Op 16.jun.2025 om 19:01 schreef olcott:
> On 6/16/2025 6:37 AM, Mikko wrote:
>> On 2025-06-16 00:57:42 +0000, olcott said:
>>
>>> On 6/15/2025 6:44 PM, Richard Damon wrote:
>>>> On 6/15/25 4:10 PM, olcott wrote:
>>>>> void DDD()
>>>>> {
>>>>>    HHH(DDD);
>>>>>    return;
>>>>> }
>>>>>
>>>>> When I challenge anyone to show the details of exactly
>>>>> how DDD correctly simulated by ANY simulating termination
>>>>> analyzer HHH can possibly reach its own simulated "return"

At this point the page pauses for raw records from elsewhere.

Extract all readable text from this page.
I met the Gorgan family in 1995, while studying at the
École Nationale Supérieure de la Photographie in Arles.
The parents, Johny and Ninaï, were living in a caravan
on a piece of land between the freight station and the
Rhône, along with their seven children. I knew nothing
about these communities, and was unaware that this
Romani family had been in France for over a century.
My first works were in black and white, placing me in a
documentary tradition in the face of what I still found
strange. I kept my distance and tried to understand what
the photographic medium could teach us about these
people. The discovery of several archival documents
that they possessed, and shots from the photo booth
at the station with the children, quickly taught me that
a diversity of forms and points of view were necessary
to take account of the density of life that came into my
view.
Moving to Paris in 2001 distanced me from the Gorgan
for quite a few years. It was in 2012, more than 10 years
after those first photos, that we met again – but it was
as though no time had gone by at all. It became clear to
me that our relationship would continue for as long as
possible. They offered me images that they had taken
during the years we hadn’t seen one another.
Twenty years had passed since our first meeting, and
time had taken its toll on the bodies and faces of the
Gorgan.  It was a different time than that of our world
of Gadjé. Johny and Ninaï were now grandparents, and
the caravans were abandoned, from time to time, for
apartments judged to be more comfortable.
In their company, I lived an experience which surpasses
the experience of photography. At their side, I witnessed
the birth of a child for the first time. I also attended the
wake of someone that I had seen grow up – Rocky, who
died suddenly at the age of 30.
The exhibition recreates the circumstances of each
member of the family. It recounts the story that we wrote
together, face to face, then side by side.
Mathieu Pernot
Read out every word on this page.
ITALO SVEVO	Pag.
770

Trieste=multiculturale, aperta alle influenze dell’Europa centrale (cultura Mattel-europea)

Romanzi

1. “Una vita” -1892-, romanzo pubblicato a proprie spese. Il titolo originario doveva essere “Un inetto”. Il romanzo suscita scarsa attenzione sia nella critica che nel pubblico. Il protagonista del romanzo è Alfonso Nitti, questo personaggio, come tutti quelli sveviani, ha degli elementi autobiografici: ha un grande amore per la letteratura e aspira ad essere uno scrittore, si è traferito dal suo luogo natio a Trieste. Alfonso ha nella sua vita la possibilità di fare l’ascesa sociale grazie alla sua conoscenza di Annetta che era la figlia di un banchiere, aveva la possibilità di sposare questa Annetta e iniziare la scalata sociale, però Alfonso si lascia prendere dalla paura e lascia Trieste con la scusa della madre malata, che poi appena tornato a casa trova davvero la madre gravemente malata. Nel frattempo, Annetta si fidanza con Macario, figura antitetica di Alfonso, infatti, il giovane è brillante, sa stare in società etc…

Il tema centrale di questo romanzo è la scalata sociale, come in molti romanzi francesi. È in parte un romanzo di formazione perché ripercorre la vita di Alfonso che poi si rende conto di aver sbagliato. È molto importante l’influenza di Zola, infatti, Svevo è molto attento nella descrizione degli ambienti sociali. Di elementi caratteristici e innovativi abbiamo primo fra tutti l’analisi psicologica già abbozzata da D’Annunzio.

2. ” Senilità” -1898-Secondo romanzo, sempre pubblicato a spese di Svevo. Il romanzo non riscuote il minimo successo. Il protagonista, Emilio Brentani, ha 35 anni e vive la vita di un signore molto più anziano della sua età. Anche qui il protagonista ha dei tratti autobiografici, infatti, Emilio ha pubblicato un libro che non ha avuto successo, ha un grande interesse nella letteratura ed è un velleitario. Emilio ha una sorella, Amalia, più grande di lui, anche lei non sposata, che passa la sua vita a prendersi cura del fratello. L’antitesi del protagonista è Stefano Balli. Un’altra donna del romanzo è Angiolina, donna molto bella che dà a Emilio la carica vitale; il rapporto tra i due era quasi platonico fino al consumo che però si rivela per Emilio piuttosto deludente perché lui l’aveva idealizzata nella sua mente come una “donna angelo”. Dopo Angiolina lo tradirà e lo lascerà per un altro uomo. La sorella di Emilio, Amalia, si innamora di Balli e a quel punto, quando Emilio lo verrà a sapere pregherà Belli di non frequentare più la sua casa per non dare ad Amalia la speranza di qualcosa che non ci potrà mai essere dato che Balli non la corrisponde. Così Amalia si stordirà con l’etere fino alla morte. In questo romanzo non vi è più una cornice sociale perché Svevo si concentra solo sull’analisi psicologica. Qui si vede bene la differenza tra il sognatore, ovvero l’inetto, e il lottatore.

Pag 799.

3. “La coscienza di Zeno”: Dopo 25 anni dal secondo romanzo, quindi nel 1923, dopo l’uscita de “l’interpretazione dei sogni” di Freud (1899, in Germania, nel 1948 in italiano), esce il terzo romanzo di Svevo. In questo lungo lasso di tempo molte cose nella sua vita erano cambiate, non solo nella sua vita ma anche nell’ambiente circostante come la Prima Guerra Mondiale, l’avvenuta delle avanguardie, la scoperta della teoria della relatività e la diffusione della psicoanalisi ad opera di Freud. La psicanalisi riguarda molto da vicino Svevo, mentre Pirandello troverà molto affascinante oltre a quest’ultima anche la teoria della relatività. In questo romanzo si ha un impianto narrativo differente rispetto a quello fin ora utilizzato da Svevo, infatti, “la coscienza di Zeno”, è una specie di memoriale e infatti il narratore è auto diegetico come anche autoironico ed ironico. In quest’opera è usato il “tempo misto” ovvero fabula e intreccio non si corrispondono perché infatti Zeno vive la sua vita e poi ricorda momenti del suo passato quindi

>>>>> statement final halt state they ignore this challenge.
>>>>
>>>> And it seems you don't understand that the problem is that while, 
>>>> yes, if HHH does infact do a correct simulation, it will not reach a 
>>>> final state, that fact only applie *IF* HHH does that, and all the 
>>>> other HHHs which differ see different inputs.
>>>>
>>>
>>> *I should have said*
>>
>> No, that is not how you should have said.
>>
>>> When one or more instructions of DDD are correctly
>>> simulated by ANY simulating termination analyzer HHH
>>> then DDD never reaches its simulated "return" statement
>>> final halt state.
>>
>> How does ANY simulating termination analyzer HHH differ form some
>> other simulating termination alalyzer?
>>
> 
> I changed the evaluation from the HHH that I have coded
> to every HHH that could possibly exist.
> 

And even a beginner can see that they all fail to reach the end of the 
simulation, even though the input is a pointer to code that includes the 
code to abort and halt.